Pretty sure this ends with Paul Curtman deciding to do something else with his life. Jones has the advantage in geography, status, stature and everything else for this race. Curtman’s current district is mostly the new 111th, which seems real blue for a Freshman to willingly try moving into.

118 Ben Harris (D-Hillsboro), Paul Fitzwater (R-Potosi)

3/5ths of the population is in Jefferson County, Harris has represented a lot of Washington County in this district. Fitzwater could stay where he’s at and take on a 59/41 Dem district, or move across the highway (being literal, the line is that close to his house) and go for the 144th (which is 52/48 Republican). That’s a tough one.

119 Dave Schatz (R-Sullivan), Dave Hinson (R-St. Clair)

Both guys are Republicans, Both guys are freshmen, Both guys are from Franklin County, Both are named Dave. No idea which way this goes.

133 Thomas Long (R-Battlefield), Eric Burlison (R-Springfield)

Seems like there’s no options other than primary or someone backs down.

148 Ellen Brandom (R-Sikeston), Steve Hodges (D-East Prairie)

Brandom is running for the Senate. Pairing averted.

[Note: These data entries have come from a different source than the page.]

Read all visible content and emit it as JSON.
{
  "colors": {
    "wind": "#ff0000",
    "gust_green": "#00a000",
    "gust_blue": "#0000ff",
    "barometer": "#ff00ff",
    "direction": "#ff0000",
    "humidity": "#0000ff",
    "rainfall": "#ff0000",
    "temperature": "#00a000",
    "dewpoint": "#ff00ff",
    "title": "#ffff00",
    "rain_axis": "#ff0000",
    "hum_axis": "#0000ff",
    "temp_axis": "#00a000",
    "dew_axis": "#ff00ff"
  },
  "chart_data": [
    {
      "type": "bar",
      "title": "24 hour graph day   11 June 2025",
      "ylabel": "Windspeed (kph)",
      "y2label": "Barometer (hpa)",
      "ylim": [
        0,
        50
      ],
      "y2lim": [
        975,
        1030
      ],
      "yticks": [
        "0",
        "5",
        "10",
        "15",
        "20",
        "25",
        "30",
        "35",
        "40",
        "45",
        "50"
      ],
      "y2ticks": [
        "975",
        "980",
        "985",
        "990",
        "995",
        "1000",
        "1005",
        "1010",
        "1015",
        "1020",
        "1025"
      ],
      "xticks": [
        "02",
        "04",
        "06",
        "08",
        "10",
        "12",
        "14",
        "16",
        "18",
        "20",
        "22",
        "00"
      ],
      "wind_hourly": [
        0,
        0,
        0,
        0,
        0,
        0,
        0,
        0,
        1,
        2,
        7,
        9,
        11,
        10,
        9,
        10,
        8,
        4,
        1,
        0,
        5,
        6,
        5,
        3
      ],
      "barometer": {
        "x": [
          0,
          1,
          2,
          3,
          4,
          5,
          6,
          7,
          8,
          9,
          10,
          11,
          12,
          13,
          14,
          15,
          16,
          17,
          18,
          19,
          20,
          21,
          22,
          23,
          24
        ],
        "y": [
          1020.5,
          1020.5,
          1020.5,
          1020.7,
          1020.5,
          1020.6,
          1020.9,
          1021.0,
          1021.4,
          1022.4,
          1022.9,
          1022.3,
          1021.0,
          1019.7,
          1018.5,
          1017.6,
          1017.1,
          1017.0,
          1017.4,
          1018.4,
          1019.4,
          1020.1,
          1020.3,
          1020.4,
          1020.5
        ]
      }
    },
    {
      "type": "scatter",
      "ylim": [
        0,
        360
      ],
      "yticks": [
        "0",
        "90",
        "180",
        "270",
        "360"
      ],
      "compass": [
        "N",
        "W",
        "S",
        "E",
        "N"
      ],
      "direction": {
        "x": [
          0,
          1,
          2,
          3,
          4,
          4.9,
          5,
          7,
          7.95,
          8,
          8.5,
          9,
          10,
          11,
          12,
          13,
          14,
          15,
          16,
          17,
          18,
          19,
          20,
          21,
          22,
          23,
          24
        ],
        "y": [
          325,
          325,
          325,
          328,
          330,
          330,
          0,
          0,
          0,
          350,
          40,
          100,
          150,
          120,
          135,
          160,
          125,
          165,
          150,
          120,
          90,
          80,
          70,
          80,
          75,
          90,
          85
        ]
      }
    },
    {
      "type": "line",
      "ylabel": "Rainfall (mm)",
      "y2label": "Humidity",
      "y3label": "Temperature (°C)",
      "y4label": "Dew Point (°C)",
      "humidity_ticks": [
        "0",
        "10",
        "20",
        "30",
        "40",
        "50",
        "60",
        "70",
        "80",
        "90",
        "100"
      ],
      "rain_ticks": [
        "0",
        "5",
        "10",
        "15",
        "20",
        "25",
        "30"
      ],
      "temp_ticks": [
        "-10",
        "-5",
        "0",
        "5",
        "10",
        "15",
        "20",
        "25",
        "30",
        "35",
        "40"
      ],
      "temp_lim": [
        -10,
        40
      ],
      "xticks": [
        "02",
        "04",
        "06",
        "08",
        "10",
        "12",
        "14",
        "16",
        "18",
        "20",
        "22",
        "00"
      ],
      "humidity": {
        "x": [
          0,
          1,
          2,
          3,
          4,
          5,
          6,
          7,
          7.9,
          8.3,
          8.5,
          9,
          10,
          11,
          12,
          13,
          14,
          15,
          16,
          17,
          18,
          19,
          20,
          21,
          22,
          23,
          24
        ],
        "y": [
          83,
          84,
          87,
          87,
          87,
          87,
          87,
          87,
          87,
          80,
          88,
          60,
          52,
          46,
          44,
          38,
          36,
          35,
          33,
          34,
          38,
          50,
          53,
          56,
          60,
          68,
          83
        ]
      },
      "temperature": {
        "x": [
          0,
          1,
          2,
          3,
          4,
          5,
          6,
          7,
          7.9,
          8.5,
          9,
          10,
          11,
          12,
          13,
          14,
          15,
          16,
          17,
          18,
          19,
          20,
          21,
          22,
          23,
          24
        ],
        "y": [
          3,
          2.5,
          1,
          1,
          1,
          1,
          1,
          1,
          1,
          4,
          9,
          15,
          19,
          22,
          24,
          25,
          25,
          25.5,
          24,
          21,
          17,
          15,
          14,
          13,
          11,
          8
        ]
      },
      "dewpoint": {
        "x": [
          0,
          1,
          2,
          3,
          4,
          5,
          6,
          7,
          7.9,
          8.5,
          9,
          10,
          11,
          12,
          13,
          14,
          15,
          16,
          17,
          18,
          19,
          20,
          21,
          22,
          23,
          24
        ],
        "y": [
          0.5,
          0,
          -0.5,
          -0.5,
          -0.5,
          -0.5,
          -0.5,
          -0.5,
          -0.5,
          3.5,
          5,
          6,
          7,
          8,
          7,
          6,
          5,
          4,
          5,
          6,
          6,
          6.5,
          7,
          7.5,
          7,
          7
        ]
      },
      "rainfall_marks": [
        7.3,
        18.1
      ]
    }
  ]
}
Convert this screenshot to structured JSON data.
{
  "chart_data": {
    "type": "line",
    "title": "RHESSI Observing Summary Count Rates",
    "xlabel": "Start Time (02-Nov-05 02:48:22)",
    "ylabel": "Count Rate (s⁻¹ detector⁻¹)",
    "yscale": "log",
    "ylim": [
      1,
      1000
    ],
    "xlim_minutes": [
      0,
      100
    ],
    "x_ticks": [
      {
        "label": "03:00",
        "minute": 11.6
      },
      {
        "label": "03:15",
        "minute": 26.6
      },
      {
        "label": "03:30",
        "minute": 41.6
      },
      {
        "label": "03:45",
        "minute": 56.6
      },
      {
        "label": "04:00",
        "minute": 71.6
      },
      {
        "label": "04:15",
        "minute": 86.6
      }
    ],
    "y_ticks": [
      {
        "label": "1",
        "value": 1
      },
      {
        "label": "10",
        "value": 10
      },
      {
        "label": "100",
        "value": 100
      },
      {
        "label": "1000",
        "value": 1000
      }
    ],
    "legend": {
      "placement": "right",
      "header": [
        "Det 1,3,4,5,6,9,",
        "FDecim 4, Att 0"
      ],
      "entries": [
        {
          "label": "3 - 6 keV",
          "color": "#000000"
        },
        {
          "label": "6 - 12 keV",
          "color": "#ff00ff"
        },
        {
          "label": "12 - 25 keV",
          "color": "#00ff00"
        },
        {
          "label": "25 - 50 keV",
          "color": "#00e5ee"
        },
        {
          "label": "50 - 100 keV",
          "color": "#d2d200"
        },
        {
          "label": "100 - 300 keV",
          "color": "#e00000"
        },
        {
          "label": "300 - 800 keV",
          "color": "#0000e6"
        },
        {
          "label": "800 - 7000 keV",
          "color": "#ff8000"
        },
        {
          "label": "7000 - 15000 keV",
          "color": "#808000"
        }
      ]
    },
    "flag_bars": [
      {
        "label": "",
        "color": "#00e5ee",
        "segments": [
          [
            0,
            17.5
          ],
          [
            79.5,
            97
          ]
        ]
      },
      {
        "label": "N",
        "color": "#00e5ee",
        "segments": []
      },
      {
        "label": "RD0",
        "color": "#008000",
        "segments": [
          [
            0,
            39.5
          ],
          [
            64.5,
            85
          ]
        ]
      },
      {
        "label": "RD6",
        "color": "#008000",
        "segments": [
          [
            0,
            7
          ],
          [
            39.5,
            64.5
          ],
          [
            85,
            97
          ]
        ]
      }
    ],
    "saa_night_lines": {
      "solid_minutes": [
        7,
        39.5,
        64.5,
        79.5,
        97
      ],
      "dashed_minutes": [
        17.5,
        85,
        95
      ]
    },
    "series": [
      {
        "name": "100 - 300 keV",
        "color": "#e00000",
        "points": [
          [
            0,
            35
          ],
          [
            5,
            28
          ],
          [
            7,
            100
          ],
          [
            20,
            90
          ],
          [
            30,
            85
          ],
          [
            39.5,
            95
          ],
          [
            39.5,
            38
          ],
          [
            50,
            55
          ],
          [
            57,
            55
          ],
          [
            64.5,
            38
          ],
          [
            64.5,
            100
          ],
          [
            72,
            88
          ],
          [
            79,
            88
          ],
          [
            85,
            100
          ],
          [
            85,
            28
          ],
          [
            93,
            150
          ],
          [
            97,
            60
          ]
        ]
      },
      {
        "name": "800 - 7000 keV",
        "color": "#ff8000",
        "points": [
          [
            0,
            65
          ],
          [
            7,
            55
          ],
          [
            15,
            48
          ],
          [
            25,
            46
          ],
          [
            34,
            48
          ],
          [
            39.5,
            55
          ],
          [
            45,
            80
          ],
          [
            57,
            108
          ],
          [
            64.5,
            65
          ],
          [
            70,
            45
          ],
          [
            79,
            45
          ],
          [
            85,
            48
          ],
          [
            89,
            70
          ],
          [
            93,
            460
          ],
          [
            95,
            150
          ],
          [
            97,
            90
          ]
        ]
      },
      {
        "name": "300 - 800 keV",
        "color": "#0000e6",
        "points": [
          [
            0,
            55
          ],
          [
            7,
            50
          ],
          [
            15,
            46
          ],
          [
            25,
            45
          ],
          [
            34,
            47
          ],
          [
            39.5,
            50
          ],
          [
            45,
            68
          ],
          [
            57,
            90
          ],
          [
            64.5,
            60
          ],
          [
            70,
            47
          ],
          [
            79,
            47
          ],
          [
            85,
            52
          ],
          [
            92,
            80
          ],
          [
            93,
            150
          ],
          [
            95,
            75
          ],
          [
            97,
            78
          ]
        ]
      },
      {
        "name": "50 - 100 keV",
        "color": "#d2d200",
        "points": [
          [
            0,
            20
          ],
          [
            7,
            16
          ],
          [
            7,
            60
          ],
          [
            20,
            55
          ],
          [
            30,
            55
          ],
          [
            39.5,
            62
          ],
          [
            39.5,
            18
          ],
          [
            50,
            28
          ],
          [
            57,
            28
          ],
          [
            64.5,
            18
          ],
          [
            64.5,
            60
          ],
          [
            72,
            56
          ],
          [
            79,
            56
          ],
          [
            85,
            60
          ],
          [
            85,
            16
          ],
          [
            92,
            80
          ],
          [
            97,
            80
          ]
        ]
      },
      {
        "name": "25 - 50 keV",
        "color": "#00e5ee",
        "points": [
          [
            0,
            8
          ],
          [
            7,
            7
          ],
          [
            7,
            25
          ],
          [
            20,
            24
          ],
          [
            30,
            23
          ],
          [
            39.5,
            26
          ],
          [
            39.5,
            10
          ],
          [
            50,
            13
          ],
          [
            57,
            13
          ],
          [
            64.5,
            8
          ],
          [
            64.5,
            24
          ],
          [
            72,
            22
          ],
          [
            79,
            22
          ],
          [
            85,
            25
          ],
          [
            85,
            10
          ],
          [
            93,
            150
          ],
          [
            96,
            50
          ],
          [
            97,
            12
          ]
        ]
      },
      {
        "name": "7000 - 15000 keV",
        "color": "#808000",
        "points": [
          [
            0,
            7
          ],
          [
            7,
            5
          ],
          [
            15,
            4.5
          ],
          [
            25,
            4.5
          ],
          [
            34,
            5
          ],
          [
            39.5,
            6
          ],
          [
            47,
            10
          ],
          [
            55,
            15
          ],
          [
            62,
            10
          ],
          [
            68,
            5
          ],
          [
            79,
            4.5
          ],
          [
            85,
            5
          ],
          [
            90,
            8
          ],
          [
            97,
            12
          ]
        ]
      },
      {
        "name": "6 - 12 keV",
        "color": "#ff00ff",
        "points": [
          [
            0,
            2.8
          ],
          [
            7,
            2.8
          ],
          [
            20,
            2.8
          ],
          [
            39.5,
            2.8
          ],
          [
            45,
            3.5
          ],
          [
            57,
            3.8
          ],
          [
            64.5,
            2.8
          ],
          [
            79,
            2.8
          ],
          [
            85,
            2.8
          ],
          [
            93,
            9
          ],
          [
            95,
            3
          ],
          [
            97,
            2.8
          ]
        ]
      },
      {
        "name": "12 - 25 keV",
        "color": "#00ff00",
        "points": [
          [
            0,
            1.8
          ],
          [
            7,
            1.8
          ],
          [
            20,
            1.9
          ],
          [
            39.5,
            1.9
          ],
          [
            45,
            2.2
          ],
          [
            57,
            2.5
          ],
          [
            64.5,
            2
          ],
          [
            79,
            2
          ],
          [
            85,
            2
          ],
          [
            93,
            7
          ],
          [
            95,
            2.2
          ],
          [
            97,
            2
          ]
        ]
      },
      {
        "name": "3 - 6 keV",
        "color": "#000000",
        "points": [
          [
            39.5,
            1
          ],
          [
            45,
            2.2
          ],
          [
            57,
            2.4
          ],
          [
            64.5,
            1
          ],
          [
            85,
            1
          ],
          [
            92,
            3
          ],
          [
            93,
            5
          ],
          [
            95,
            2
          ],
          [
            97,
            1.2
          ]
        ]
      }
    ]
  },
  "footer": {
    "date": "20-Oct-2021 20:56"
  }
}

Hodges is also very close to the open bluer 149th (which includes East Prairie, but not his house).

152 Kent Hampton (R-Malden), Todd Richardson (R-Poplar Bluff)

Butler County makes up 4/5ths of the district. Most of Hampson’s current seat is the opened and bluer 150th. The Senate Seat is also open if neither House open is alluring enough. Decisions, Decisions.

160 Bill Lant (R-Joplin), Bill Reiboldt (R-Neosho)

Newton County had 3 State Reps living there. So one side-effect of putting all of McDonald County in one district (HD159) is that Lant and Reiboldt are paired against each other in HD160. No idea what will happen there.

163 Charlie Davis (R-Webb City), Tom Flanigan (R-Carthage)

Webb City is divided, with part of it in the open 162nd. But i’d imagine Flanigan would have the upper hand here.

So, that’s another installment of the Redistricting Drama that we’ll get to live through this winter. We’ll have even more soon.